What is the Certificate of Incorporation?

The first step to incorporate a technology startup is to prepare and file the Certificate of Incorporation with the Secretary of State. Think of it like the birth certificate of the company and the beginning of the life of the startup. Don’t be confused with synonymous terminology — in Delaware this document is called the Certificate of Incorporation but in California it is called the Articles of Incorporation. It’s the same thing.

Different states have varying requirements in the Certificate of Incorporation, and certain statutory provisions can be varied only if specifically stated in the Certificate of Incorporation, but it will usually include at least the following:

1. Name of the corporation. In Delaware, the name must include one of the following words: association, company, corporation, club, foundation, fund, incorporated, institute, society, union, syndicate or limited (or the abbreviations).

SPEEDBUMP: Don’t forget to think about trademark infringement when picking a name. It is important to understand that name availability doesn’t necessarily mean that the trademark rights are not owned by someone else. When picking a name for my startups, I always suggest conducting a quick trademark search on the USPTO website (or go hire an intellectual property attorney to do it for you) and confirm availability of the domain name.

2. Purposes and powers of corporation. Pretty simple. . . don’t do anything illegal. The Certificate of Incorporation will usually state that the startup is “engaging in any lawful activity for which corporations can be organized in this state.” Startups should stay with this standard language and keep the purposes of the corporation as broad as possible. Most states do not require a specific purpose. The only time an issue has come up with this provision in the Certificate of Incorporation is with startups that are extremely passionate about “triple bottom line” (i.e. people, planet and profit) and want to insert some language in the purposes provision. These companies should still try and keep the language as broad as possible to avoid inadvertently violating the Certificate of Incorporation.

3. Authorized number & classes of shares. The Certificate should also include the total number of shares of Common Stock that may be issued by the company. If the startup brings on investors later in the game, the investors will usually be issued Preferred Stock and the Certificate of Incorporation will be amended accordingly. However, to start out, most startups simply authorize a certain number of shares of Common Stock.

4. Par value. This might be one of the most misunderstood concepts (next to vesting for options vs. vesting for founders’ shares) because it is a fairly archaic term. For most states, the concept of par value is generally irrelevant. In fact, most states don’t require a par value anymore. Some founders incorrectly assume that the par value is equivalent to the fair market value of the shares.

SPEEDBUMP: For startups incorporated in Delaware it is very important to have a par value associated with your shares. The corporate tax implications could be pretty bad if you do not have a stated par value. The reason is that Delaware has an alternative method of computing tax that will significantly lower the tax bill by using a calculation based on the stated par value of the shares.

5. Name and address of resident agent. Most startups use a third party agent for service of process to receive any legal notices.

6. Indemnification. The Certificate of Incorporation will also include a provision indemnifying directors, employees, officers and other agents.
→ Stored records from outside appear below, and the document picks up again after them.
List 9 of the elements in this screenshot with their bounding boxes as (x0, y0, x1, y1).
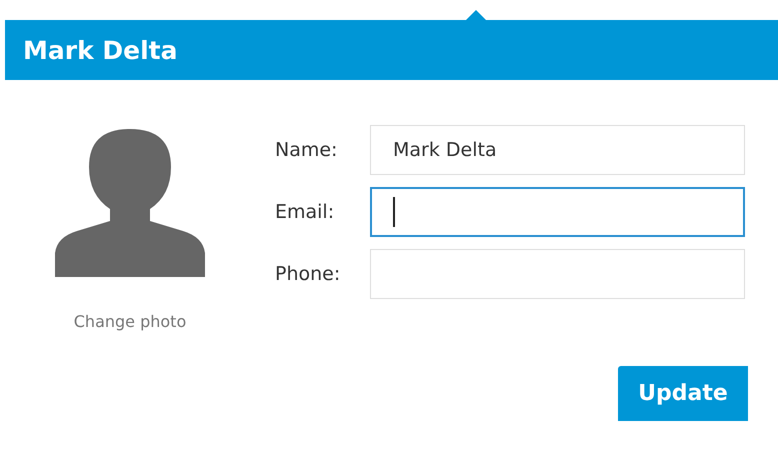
header-title: Mark Delta (23, 36, 178, 64)
field-label: Phone: (275, 263, 342, 285)
update-button[interactable]: Update (618, 366, 748, 421)
input-field[interactable] (370, 187, 745, 237)
change-photo-link[interactable]: Change photo (74, 312, 186, 331)
text-cursor (393, 197, 395, 227)
field-label: Email: (275, 201, 336, 223)
input-field[interactable]: Mark Delta (370, 125, 745, 175)
field-label: Name: (275, 139, 338, 161)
An indemnification is essentially an insurance policy whereby the startup agrees to reimburse the directors, employees and officers for any loss they incur associated with their employment.

Finally, one last principle to understand is that any amendment to the Certificate of Incorporation requires board AND stockholder approval. This might seem obvious but it is very important to keep in mind because it means changes to any rights, preferences or privileges that are included in the Certificate of Incorporation will require stockholder and board approval. This is the reason why some investors want certain protective provisions to be included in the Certificate of Incorporation instead of some other contractual agreement between the parties. It can provide the investor a higher level of comfort and certainty.

Timeframe. At the time of writing this post, Delaware has been turning around filings in 2 to 3 business days, but California is taking 6 to 8 weeks. However, California does have rush fees for a few hundred dollars.